26/11/2010 / Huguette Akpoue

Depuis le samedi 20 novembre 2010, date de l’ouverture du second tour de la campagne électorale en cote d’ivoire.  L’on n’entend plus que les injures et les agressions verbales de part et d’autre. On ne peut écouter le discours d’un leader du RHDP (rassemblement des houphouétistes pour la démocratie et  la paix) ou du LMP (la majorité présidentielle) sans jurons.

C’est déplorable pour un pays qui cherche à tourner la page et éviter l’apocalypse prédit par  les uns. Les Ivoiriens s’attendaient  à ce que les deux  camps finalistes mettent l’accent sur leurs projets  pour l’avenir de la cote d’ivoire. Au lieu de cela, c’est la guerre des mots. Ils se dénigrent, revèllent les secrets, se défient. On se demande s’ils sont sur un ring. Ils réactivent les maux par les mots.

Ils réveillent les douleurs des pauvres victimes de guerres, en disant des atrocités.
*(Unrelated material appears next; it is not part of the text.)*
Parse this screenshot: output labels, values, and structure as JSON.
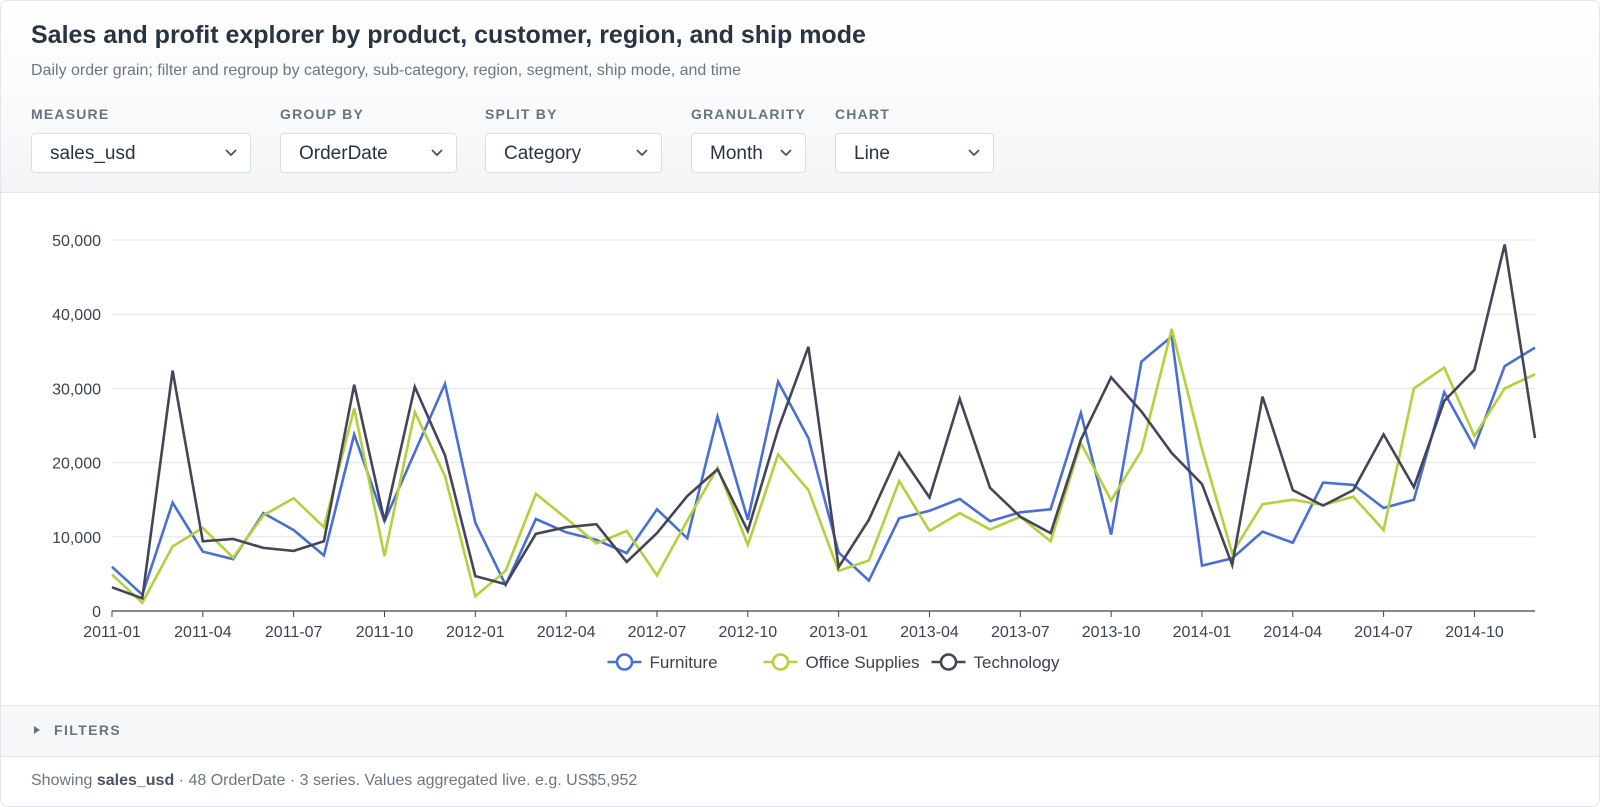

Le pire c’est qu’ils ont choisi cette période sensible pour diffuser en plein air les CD de la guerre de 2002 et j’en passe. C’est également le moment de réveiller les morts. Un tel a tué le général GUEI, un tel a tué les baoulés et la population au centre et à l’ouest, au nord …. Le moment est mal choisi pour réveiller à nouveau les douleurs.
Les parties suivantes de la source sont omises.